We hope our rebuttal can address the concerns about these questions.
Dear Reviewers,
Thank you very much again for performing this extremely valuable service to the NeurIPS authors and organizers.
As the authors have provided detailed responses, it would be great if you could check them and see if your concerns have been addressed. Your prompt feedback would provide an opportunity for the authors to offer additional clarifications if needed.
Cheers,
AC
Dear Reviewers,
As the discussion phase is ending in one day, it would be helpful if you could respond to the authors' rebuttal if you haven’t already. This would allow the authors to address any remaining concerns.
Thanks,
AC
The paper initially received mixed reviews. The reviewers appreciated the idea of introducing a unified feedback learning framework capable of integrating various priors from perceptual models to enhance different diffusion models, as well as the extensive experiments conducted. However, they expressed concerns about the limited novelty compared to previous work like ReFL, the unconvincing performance improvements and qualitative results, and the lack of explanations for some key design choices, implementation details, ablation studies, and user studies.
The rebuttal partially addressed the reviewers’ concerns by providing additional explanations, experimental results, and discussions. After the rebuttal, Reviewers dHXQ, nwEj, and af1S rated the paper as borderline accept or weak accept, while Reviewer qtQN maintained a borderline reject score. During the subsequent discussion, Reviewers dHXQ, nwEj, and af1S acknowledged that the rebuttal had addressed their concerns. However, Reviewer qtQN did not participate in the discussion and did not update their final recommendation.
The AC has read the paper, reviews, and rebuttal, and discussed with the reviewers at length. The AC found the arguments of Reviewers dHXQ, nwEj, and af1S to be the most convincing, noting that the concerns raised by Reviewer qtQN were either addressed in the original submission or adequately explained in the rebuttal. As a result, the AC weighed the paper's strengths more heavily than its current weaknesses.

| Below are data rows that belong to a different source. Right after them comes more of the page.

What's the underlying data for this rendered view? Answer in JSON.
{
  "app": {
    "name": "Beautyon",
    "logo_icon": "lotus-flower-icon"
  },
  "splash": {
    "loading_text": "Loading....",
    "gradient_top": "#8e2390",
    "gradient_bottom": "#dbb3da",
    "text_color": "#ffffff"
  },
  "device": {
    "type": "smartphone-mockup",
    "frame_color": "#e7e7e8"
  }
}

The authors are encouraged to improve the camera-ready version by following the reviewers' recommendations, particularly by including the new experimental results provided in the rebuttal, offering a more in-depth discussion of the differences from prior work, and adding further explanation and analysis. Such revisions would greatly enhance the work and significantly increase its impact. This decision was discussed with and approved by the AC and SAC.